Que embora, respondi. Iria bater á porta para lhe levar o ouro da perdição.
Pois sim, que fosse, mas que não me custava nada passar cinco minutos pela batota do D. Marcos.{28}
Fomos. Do dinheiro que eu tinha para despêsa de matriculas, livros e hospedagem, perdi quatro mil réis instantaneamente. Fiquei sobreexcitado com a perda; sedento de desforra. Tive, confesso-o, o pensamento de ir jogando todo o dinheiro que trazia até abrir brecha na banca. Queria uma vingança formidavel. Mas quando eu estava n'esta tortura, hesitante entre a febre e a honra, um braço invisivel, fosse o pulso do anjo da guarda ou o impulso da consciencia, como que me arrastou para fóra, não sem que os pés se me pegassem ao soalho.
Nunca me custou tanto ser homem de bem.
Corri á rua das Fontainhas. Surprehendeu-me vêr luz na escada e nas janellas. E dizerem os outros que D. Christina dormiria áquella hora como um poço de virtude! Bati. Um criado de casaca e lenço branco, o Miguel, veio abrir.
Que sim, que a senhora estava a pé, ceando, e que tambem lá estava o sr. Antonio Falcão, do Marco.
Embuchei.

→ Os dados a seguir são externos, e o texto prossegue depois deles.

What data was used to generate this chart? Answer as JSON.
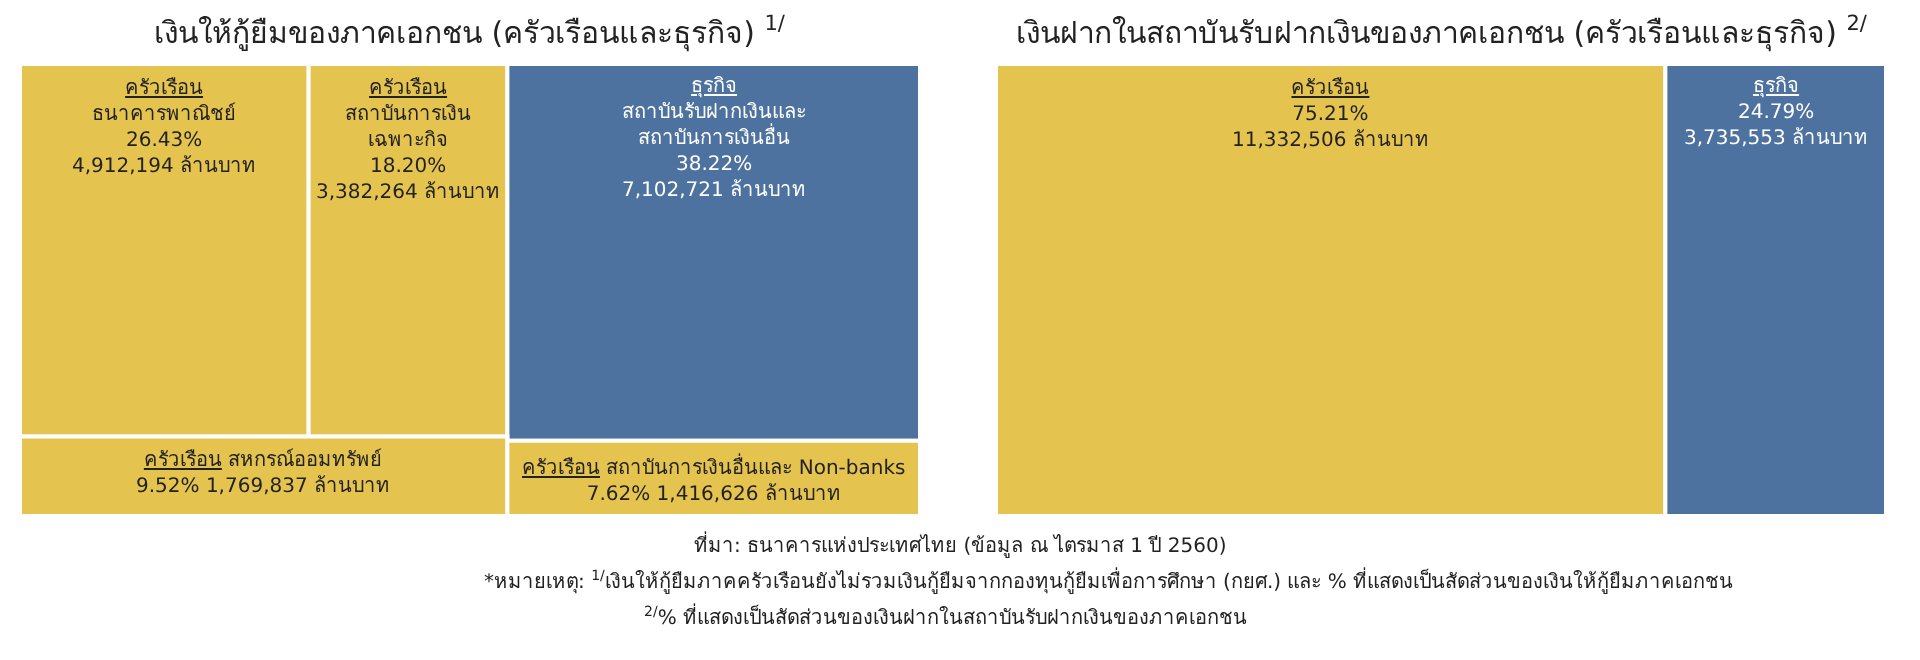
{
  "chart_data": [
    {
      "type": "other",
      "title": "เงินให้กู้ยืมของภาคเอกชน (ครัวเรือนและธุรกิจ) $^{1/}$",
      "categories": [
        "ครัวเรือน\nธนาคารพาณิชย์",
        "ครัวเรือน\nสถาบันการเงิน\nเฉพาะกิจ",
        "ธุรกิจ\nสถาบันรับฝากเงินและ\nสถาบันการเงินอื่น",
        "ครัวเรือน\nสหกรณ์ออมทรัพย์",
        "ครัวเรือน\nสถาบันการเงินอื่นและ Non-banks"
      ],
      "values": [
        26.43,
        18.2,
        38.22,
        9.52,
        7.62
      ],
      "value_labels": [
        "26.43%\n4,912,194 ล้านบาท",
        "18.20%\n3,382,264 ล้านบาท",
        "38.22%\n7,102,721 ล้านบาท",
        "9.52%\n1,769,837 ล้านบาท",
        "7.62%\n1,416,626 ล้านบาท"
      ],
      "colors": [
        "#e5c34f",
        "#e5c34f",
        "#4e72a0",
        "#e5c34f",
        "#e5c34f"
      ],
      "annotations": [
        "ที่มา: ธนาคารแห่งประเทศไทย (ข้อมูล ณ ไตรมาส 1 ปี 2560)",
        "*หมายเหตุ: $^{1/}$เงินให้กู้ยืมภาคครัวเรือนยังไม่รวมเงินกู้ยืมจากกองทุนกู้ยืมเพื่อการศึกษา (กยศ.) และ % ที่แสดงเป็นสัดส่วนของเงินให้กู้ยืมภาคเอกชน",
        "$^{2/}$% ที่แสดงเป็นสัดส่วนของเงินฝากในสถาบันรับฝากเงินของภาคเอกชน"
      ]
    },
    {
      "type": "other",
      "title": "เงินฝากในสถาบันรับฝากเงินของภาคเอกชน (ครัวเรือนและธุรกิจ) $^{2/}$",
      "categories": [
        "ครัวเรือน",
        "ธุรกิจ"
      ],
      "values": [
        75.21,
        24.79
      ],
      "value_labels": [
        "75.21%\n11,332,506 ล้านบาท",
        "24.79%\n3,735,553 ล้านบาท"
      ],
      "colors": [
        "#e5c34f",
        "#4e72a0"
      ]
    }
  ]
}
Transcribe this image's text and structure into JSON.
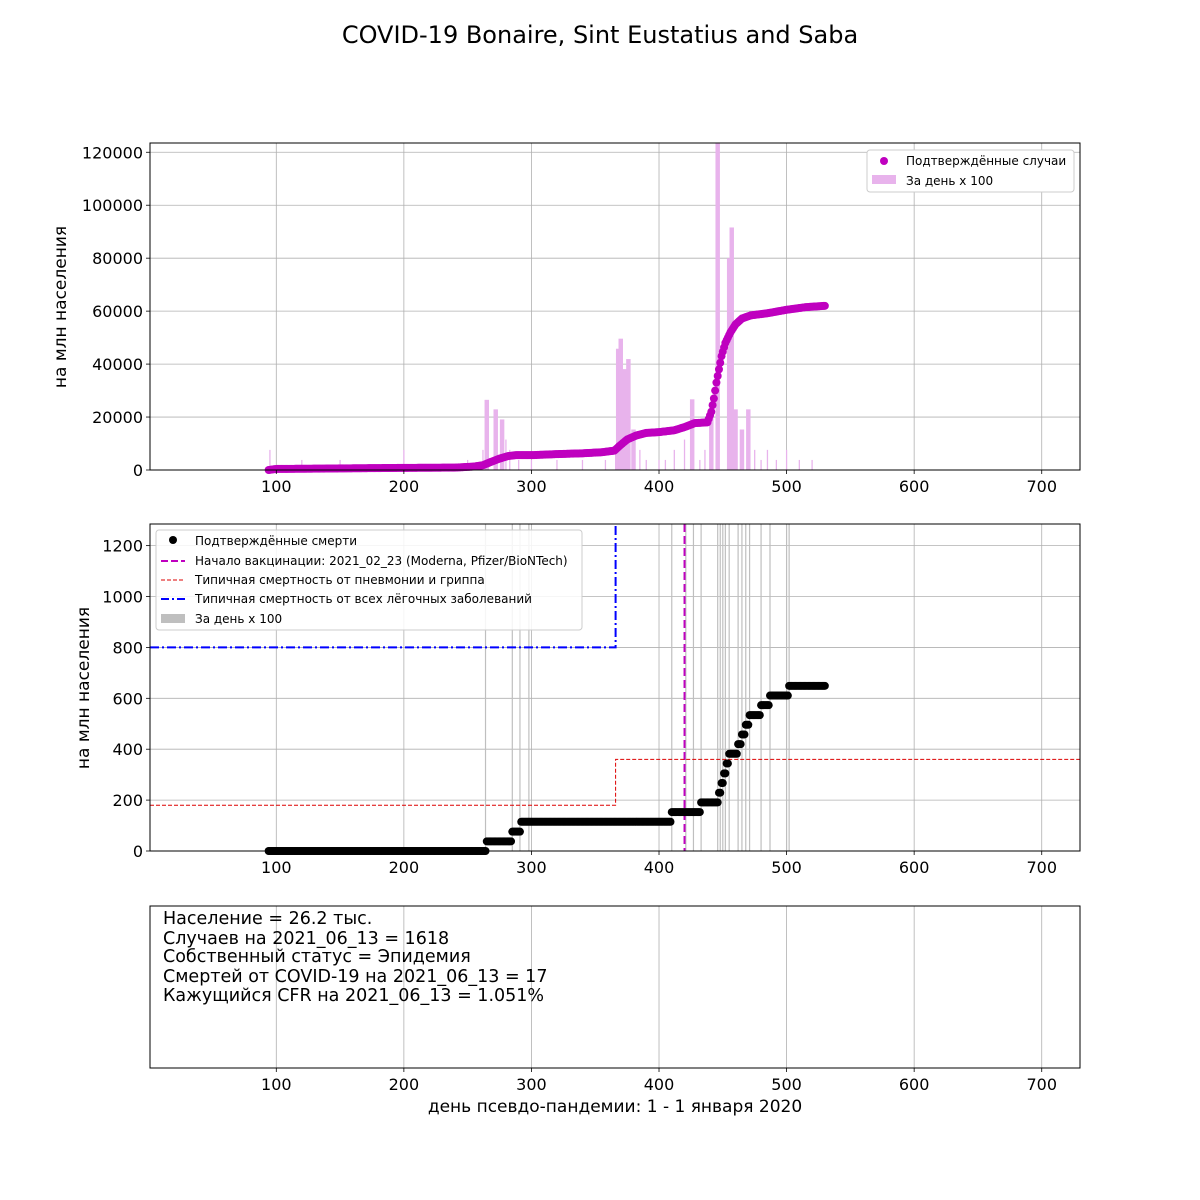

Pois a indigencia que o Muxagata me havia annunciado refestelava-se, depois da meia noite, n'uma ceia a dois, servida pelo Miguel de casaca e lenço branco?!
Pois as consequencias deploraveis do rapto, o quadro negro da fóme transmudavam-se n'essa orgia de bacchante perdularia, em que o Antonio Falcão do Marco era conviva suspeito?!
E emquanto subia as escadas envelheci moralmente outros vinte annos.{29}
A mesa da ceia resplandecia de loiças e cristaes. As joias de D. Christina não resplandeciam menos do que os cristaes e as loiças. E ella propria, na sua belleza acirrante, resplandecia mais que tudo aquillo.